Tentative Board Decisions

Tentative Board decisions are provided for those interested in following the Board’s deliberations. All of the reported decisions are tentative and may be changed at future Board meetings.

June 11, 2014 FASB Board Meeting

Disclosure Framework—Disclosures about Defined Benefit Plans. The Board discussed potential changes to disclosures that employers provide about defined benefit plans on the basis of the concepts and decision questions in the recently issued proposed FASB Concepts Statement, Conceptual Framework for Financial Reporting Chapter 8: Notes to Financial Statements.

The Board made no technical decisions.


Accounting for Financial Instruments—Classification and Measurement. The Board continued redeliberating the February 2013 proposed Accounting Standards Update, Financial Instruments—Overall (Subtopic 825-10): Recognition and Measurement of Financial Assets and Financial Liabilities, specifically discussing the presentation and disclosure of financial instruments.

Presentation of Financial Instruments in the Statement of Comprehensive Income

The Board decided to retain current GAAP on presentation requirements for financial instruments in the statement of comprehensive income.

Disclosures about Fair value of Financial Instruments Measured at Amortized Cost

The Board decided that an entity should only disclose the level of the fair value hierarchy within which the fair value measurements are categorized in their entirety (Level 1, 2, or 3). In addition the Board decided to require the disclosure about fair value of financial assets measured at amortized cost to be disaggregated into major categories of those assets.

Additionally, the Board decided to retain the existing Topic 320, Investments—Debt and Equity Securities, disclosures for sales or transfers of securities classified as held to maturity.

Disclosure Related to Available-for-Sale Securities Measured at FV-OCI

The Board decided to retain the current disclosure requirements in Topic 320 for securities classified as available for sale.

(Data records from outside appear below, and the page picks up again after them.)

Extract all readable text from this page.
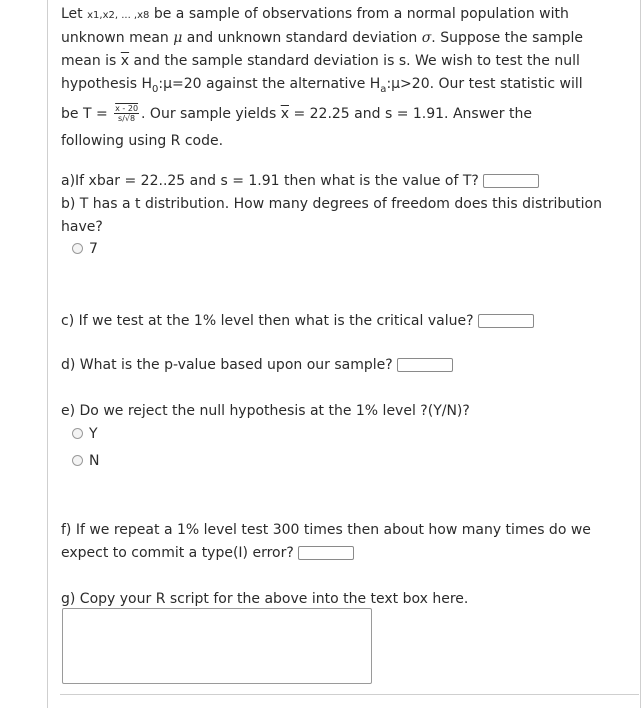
Let x1,x2, ... ,x8 be a sample of observations from a normal population with
unknown mean μ and unknown standard deviation σ. Suppose the sample
mean is $\overline{x}$ and the sample standard deviation is s. We wish to test the null
hypothesis $H_0:\mu=20$ against the alternative $H_a:\mu>20$. Our test statistic will
be $T = \frac{x - 20}{s/√8}$ . Our sample yields $\overline{x} = 22.25$ and s = 1.91. Answer the
following using R code.
a)If xbar = 22..25 and s = 1.91 then what is the value of T?
b) T has a t distribution. How many degrees of freedom does this distribution have?
7
c) If we test at the 1% level then what is the critical value?
d) What is the p-value based upon our sample?
e) Do we reject the null hypothesis at the 1% level ?(Y/N)?
Y
N
f) If we repeat a 1% level test 300 times then about how many times do we expect to commit a type(I) error?
g) Copy your R script for the above into the text box here.
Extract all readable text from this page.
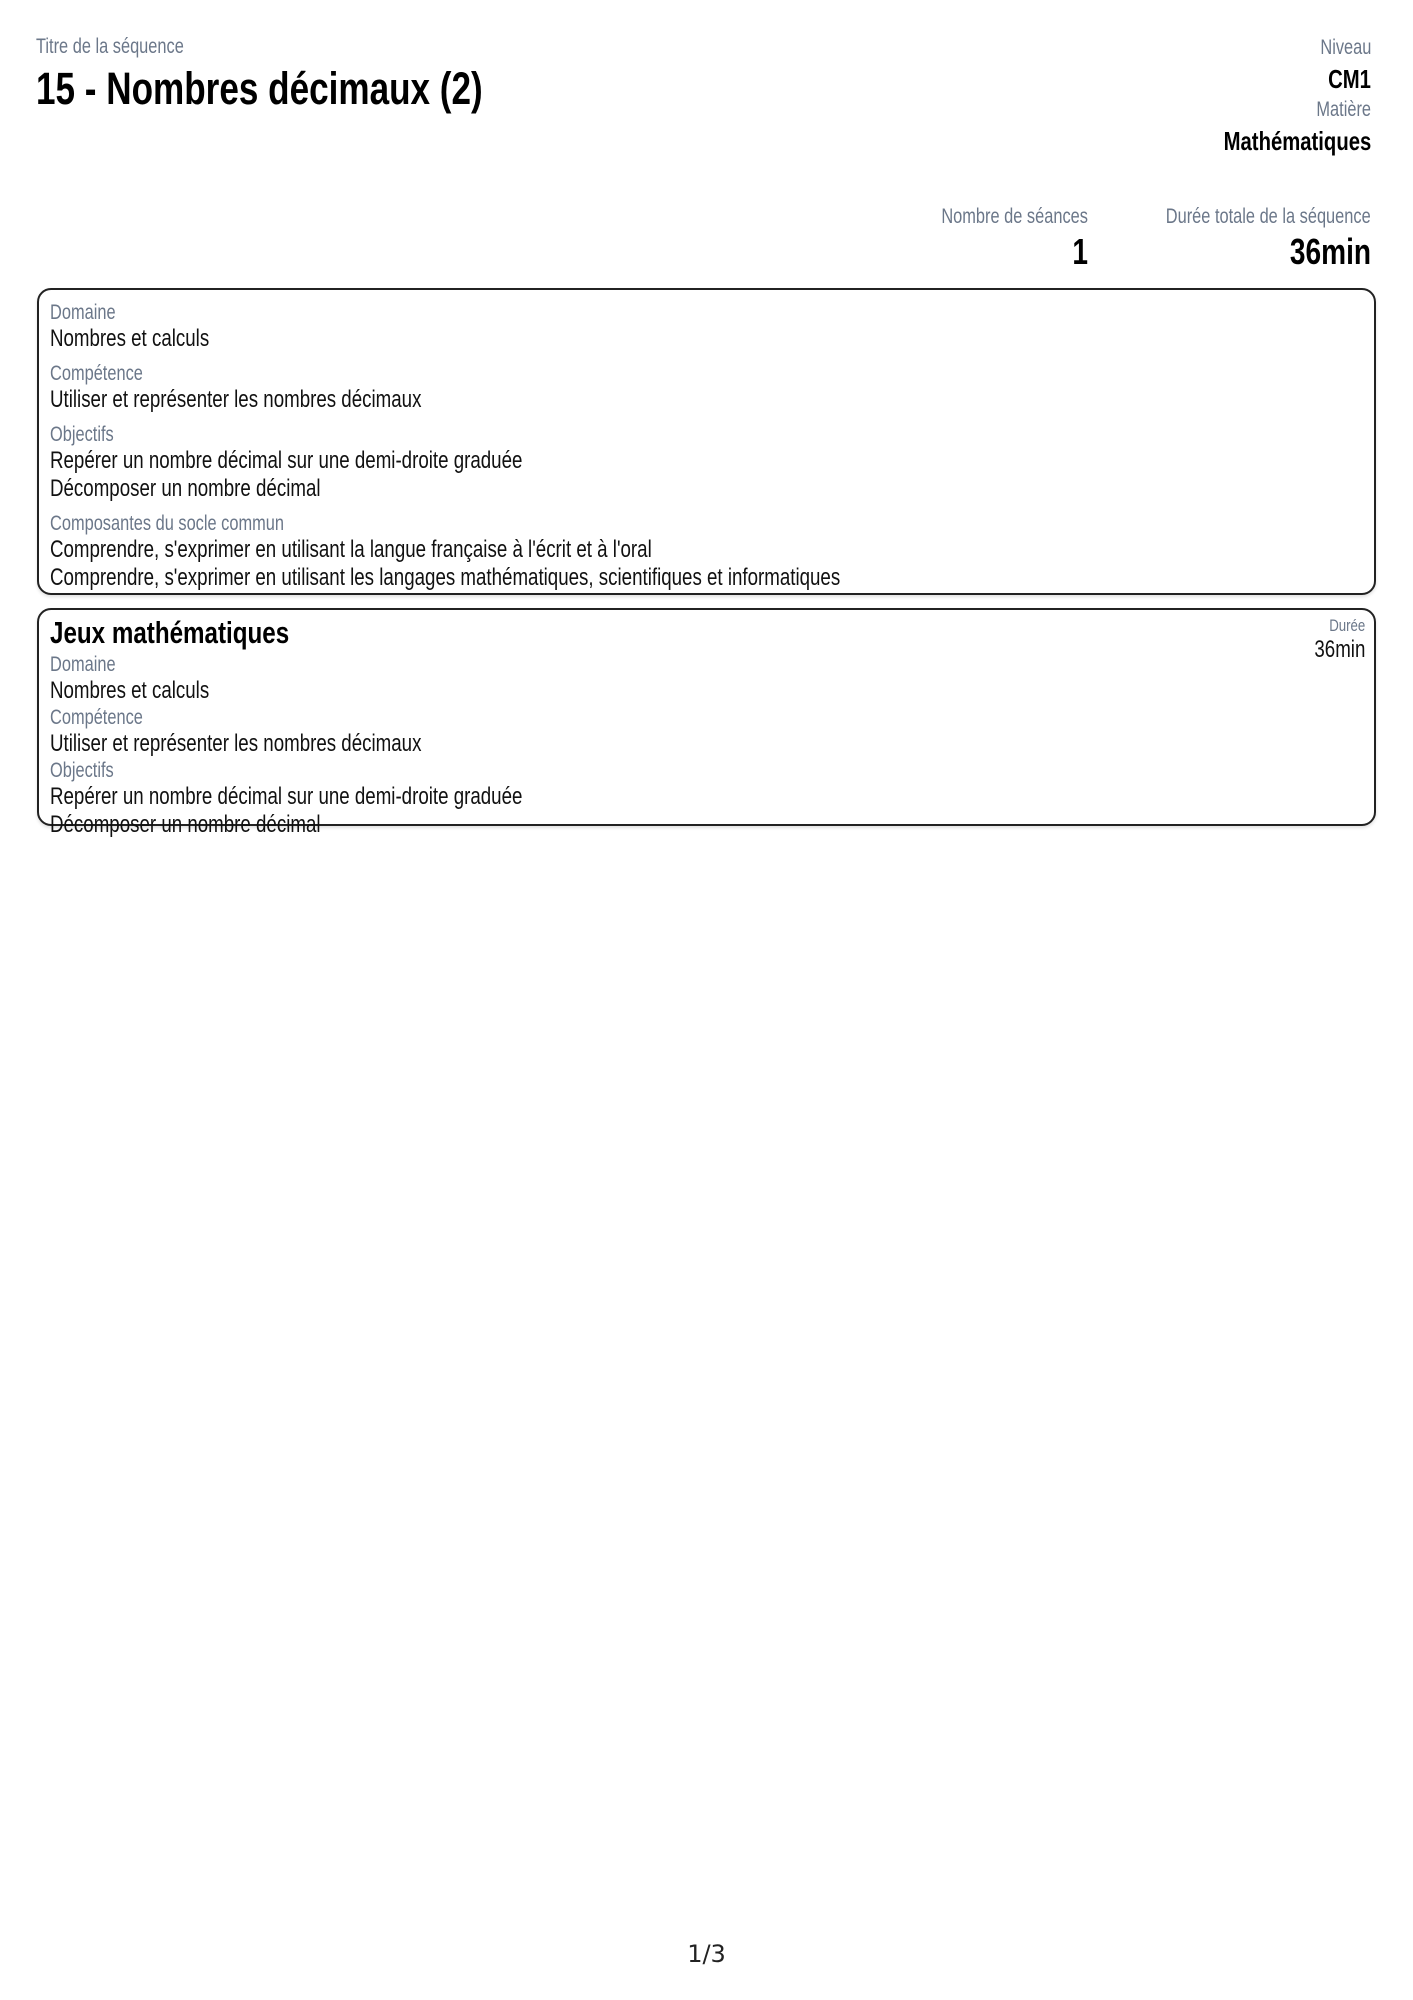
Titre de la séquence
15 - Nombres décimaux (2)
Niveau
CM1
Matière
Mathématiques
Nombre de séances
1
Durée totale de la séquence
36min
Domaine
Nombres et calculs
Compétence
Utiliser et représenter les nombres décimaux
Objectifs
Repérer un nombre décimal sur une demi-droite graduée
Décomposer un nombre décimal
Composantes du socle commun
Comprendre, s'exprimer en utilisant la langue française à l'écrit et à l'oral
Comprendre, s'exprimer en utilisant les langages mathématiques, scientifiques et informatiques
Durée
36min
Jeux mathématiques
Domaine
Nombres et calculs
Compétence
Utiliser et représenter les nombres décimaux
Objectifs
Repérer un nombre décimal sur une demi-droite graduée
Décomposer un nombre décimal
1/3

Disclosure Related to Equity Investments without Readily Determinable Fair Values

The Board decided that an entity should disclose the carrying amount of equity investments without readily determinable fair values, as well as the amount of observable and unobservable adjustments made to the carrying amount during the reporting period. The Board decided that an entity would not have to disclose the information that it considered in reaching the carrying amounts and upward or downward adjustments resulting from observable price changes.

Next Steps

The Board will continue to discuss disclosure about the following items:
  1. Reclassification of financial assets from one measurement category to another
  2. Bifurcated hybrid financial instruments
  3. Core deposit liabilities.


Accounting for Financial Instruments—Impairment. The Board discussed the impairment of financial assets subsequently identified for sale and certain beneficial interests in securitized financial assets.

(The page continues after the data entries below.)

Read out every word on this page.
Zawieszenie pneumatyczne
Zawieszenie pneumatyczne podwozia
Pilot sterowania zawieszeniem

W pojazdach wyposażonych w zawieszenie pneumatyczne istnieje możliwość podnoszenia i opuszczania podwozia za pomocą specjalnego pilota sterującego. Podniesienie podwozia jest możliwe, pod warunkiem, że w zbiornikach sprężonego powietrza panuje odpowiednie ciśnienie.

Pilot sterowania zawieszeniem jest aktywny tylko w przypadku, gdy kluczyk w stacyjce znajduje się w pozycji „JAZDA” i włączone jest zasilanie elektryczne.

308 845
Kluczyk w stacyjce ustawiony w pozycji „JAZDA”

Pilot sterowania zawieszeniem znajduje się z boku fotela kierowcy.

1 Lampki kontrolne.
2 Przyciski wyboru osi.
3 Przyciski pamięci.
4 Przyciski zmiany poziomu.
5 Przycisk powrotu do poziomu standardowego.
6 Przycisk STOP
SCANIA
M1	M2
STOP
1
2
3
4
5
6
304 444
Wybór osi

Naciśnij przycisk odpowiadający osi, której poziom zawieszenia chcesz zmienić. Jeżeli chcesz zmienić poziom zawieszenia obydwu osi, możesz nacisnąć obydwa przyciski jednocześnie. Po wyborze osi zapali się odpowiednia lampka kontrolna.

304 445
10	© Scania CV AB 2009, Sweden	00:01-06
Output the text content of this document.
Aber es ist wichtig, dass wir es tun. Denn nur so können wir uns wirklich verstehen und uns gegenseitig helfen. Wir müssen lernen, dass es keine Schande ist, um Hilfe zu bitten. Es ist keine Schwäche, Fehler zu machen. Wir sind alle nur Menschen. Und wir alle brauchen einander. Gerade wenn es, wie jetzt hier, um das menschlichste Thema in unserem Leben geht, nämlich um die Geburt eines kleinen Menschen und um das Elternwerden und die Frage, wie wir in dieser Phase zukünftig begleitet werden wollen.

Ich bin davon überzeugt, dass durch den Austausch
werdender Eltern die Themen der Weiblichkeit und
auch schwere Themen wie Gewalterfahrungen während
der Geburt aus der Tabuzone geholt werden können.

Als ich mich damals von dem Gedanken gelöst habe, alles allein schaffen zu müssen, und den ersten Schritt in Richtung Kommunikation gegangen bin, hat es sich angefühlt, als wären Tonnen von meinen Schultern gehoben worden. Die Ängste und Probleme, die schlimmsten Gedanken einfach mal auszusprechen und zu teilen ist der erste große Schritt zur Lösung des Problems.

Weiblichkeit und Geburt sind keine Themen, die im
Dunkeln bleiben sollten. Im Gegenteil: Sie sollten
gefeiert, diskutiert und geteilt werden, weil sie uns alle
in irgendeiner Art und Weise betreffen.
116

Loans Subsequently Identified for Sale

Topic 310, Receivables, requires an entity to transfer loans into the held-for-sale classification and carry those loans at the lower of cost or fair value once it has decided to sell loans not previously classified as held-for-sale. The Board decided that upon transfer, an entity should retain the amortized cost basis (excluding the allowance for expected credit losses) as the loan’s cost basis and recognize a valuation allowance equal to the amount by which the amortized cost basis exceeds fair value.

Debt Securities Subsequently Identified for Sale

For a debt security subsequently identified for sale, the Board decided that an entity should adjust its impairment allowance for the debt security to be equal to the difference between the debt security’s fair value and its amortized cost basis.

Certain Beneficial Interests in Securitized Financial Assets

The Board decided that an entity should measure and recognize an allowance for expected credit losses on purchased or retained beneficial interests for which there is a significant difference between contractual and expected cash flows consistent with how an entity should recognize and measure the allowance for purchased credit-impaired assets. In addition, changes in expected cash flows due to factors other than credit should be accreted into interest income over the life of the asset (that is, the difference between contractual and expected cash flows attributable to credit would not be included in interest income).